If you have 100 variables, then somehow you need to whittle the process down, and do analyses on a manageable portion of these 100 variables.

--
Paige Miller
ballardw
Super User

A minor addition to @PaigeMiller 's suggestion: add ORDER=FREQ to the proc statement. That will have the most common "combination" appear at the top of the output.

 

For some types of analysis you may want to consider variables that are numeric 1/0 for Positive/negative.

Then things like the SUM indicate the number of Positive, so if the SUM is the number of variables tested you get "all positive" or if SUM is 0 then all negative.

 

Example: The first step is just to get data similar to yours, the second is to create numeric versions, then one way to count specific totals.

data have;
   input SampleID $	Test_1 $	Test_2 $	Test_3 $;
datalines;
1	positive	positive	negative
2	positive	positive	negative
3	negative	negative	negative
4	negative	negative	positive
;

data useful;
   set have;
   array t (*) Test_: ;
   array nt (*) nt_1 - nt_3;
   do i=1 to dim(t);
      nt[i] = t[i]='positive';
   end;
   drop i;
run;

proc means data=useful n;
   where sum(nt_1, nt_2)=2;
   var nt_1;
run;

 

or all the same:

proc freq data=useful;
  where range(nt_1,nt_2,nt_3)=0;
  tables test_1*test_2*test_3 /list;
run;

The various functions, SUM, Max, Min, Range basically can allow different sorts of if to be written simply

SUM = (specific number of positive), Sum > X  means at least X positive,

MAX= 1 at least one of the values is positive

Min=0 at least one of the values is negative

Range=0 all the same, Range=1 some mixture of positive and negative

 

 

FreelanceReinh
Jade | Level 19

@ballardw wrote:

A minor addition to @PaigeMiller 's suggestion: add ORDER=FREQ to the proc statement.

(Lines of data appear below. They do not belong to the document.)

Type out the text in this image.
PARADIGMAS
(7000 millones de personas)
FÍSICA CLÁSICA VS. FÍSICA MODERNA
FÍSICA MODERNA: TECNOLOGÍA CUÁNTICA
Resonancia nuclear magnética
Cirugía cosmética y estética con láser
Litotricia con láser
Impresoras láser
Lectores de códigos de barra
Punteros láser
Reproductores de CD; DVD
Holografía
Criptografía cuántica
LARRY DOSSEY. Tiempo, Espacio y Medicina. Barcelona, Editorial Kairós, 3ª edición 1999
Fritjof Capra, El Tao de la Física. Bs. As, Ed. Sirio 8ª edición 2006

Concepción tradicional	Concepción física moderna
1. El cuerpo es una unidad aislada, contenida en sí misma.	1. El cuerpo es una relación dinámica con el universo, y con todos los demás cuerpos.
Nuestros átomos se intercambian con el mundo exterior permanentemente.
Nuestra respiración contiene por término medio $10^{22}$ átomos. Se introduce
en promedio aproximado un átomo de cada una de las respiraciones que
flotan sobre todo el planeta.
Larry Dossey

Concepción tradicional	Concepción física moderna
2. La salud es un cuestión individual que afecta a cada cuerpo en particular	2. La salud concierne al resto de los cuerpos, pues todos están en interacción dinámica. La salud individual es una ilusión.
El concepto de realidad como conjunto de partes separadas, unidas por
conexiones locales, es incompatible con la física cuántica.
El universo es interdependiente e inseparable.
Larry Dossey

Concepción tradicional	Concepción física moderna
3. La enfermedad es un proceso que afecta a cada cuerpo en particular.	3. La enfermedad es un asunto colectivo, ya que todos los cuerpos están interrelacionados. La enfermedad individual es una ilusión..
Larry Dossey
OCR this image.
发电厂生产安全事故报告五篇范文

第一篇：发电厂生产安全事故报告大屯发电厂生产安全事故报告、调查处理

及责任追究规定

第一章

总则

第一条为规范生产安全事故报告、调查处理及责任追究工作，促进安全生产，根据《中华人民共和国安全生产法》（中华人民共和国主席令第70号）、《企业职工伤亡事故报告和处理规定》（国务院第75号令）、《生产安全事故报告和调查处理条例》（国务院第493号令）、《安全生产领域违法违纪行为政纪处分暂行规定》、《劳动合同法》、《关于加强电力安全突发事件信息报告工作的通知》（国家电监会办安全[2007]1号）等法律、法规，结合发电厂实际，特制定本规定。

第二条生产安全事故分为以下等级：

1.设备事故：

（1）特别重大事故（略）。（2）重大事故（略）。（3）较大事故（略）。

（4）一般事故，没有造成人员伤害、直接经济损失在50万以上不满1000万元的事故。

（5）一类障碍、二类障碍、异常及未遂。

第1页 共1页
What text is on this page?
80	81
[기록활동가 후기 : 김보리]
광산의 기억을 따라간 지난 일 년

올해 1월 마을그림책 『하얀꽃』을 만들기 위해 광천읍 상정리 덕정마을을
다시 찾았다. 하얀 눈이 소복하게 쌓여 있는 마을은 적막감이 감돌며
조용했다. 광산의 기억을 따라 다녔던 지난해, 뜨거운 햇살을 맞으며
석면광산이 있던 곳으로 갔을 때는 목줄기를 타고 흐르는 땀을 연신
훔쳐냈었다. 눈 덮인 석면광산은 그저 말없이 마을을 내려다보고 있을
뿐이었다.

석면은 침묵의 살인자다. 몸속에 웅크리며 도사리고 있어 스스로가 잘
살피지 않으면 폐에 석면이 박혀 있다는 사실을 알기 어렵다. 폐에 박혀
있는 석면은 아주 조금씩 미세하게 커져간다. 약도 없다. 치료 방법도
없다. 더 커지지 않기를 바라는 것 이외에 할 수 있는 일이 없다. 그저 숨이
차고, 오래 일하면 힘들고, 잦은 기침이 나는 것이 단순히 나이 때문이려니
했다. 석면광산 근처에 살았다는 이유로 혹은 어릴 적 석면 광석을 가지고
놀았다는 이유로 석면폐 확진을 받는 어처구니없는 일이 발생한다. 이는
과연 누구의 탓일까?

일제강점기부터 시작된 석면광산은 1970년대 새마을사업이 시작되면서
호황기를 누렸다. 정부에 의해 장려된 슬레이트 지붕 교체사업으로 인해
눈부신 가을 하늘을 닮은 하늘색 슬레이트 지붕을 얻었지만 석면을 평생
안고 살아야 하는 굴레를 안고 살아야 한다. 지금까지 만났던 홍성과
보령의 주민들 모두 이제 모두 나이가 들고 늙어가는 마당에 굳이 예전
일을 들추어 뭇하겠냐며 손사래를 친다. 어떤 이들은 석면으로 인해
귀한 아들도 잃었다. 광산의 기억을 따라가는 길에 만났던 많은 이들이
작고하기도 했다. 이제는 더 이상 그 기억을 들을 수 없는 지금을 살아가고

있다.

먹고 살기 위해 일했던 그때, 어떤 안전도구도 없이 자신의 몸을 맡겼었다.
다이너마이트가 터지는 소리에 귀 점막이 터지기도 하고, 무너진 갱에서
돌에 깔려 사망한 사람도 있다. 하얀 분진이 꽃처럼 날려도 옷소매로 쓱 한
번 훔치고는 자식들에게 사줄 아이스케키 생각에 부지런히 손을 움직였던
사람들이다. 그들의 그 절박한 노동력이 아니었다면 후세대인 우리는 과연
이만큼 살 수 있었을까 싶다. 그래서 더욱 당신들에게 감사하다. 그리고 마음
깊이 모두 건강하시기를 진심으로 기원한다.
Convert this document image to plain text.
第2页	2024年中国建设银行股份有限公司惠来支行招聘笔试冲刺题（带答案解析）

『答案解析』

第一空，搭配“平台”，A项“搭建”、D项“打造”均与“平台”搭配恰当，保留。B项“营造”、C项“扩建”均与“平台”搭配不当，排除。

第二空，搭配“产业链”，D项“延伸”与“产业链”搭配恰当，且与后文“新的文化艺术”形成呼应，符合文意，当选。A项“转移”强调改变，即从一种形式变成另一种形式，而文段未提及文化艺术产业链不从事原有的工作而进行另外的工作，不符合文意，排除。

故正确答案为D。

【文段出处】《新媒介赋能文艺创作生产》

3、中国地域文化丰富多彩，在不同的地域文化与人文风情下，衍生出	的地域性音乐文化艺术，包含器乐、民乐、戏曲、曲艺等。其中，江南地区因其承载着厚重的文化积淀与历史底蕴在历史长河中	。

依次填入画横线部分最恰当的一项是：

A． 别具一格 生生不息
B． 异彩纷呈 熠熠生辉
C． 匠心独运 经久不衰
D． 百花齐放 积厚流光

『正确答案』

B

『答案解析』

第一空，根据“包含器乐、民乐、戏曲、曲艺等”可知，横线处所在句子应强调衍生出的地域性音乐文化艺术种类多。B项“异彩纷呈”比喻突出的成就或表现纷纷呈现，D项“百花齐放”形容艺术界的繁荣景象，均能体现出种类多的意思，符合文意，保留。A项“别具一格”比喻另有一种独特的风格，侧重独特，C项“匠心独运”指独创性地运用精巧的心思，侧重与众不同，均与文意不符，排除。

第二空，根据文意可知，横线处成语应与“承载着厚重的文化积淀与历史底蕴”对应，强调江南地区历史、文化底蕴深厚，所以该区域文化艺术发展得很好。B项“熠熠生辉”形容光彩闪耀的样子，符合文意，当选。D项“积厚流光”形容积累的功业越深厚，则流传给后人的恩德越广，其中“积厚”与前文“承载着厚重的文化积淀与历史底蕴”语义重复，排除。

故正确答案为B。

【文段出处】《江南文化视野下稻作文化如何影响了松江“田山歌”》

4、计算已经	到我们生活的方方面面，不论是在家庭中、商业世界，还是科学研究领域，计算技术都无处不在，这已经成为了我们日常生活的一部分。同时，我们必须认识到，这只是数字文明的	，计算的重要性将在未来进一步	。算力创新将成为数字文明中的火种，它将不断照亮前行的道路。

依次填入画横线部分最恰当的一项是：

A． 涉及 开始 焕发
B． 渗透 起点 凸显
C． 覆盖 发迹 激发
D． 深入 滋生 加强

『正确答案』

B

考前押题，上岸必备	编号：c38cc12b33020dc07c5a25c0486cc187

That will have the most common "combination" appear at the top of the output.


@ballardw: That would be useful. But I think you need to sort the OUT= dataset by descending count to obtain the desired sort order. The printed output of

tables test_1*test_2*test_3 / list;

with ORDER=FREQ in effect is only sorted by descending one-way frequencies of the three variables: by descending frequencies of TEST_1, descending frequencies of TEST_2 (alone, not depending on the levels of TEST_1) and descending frequencies of TEST_3 (unless this has changed after SAS release 9.4M5).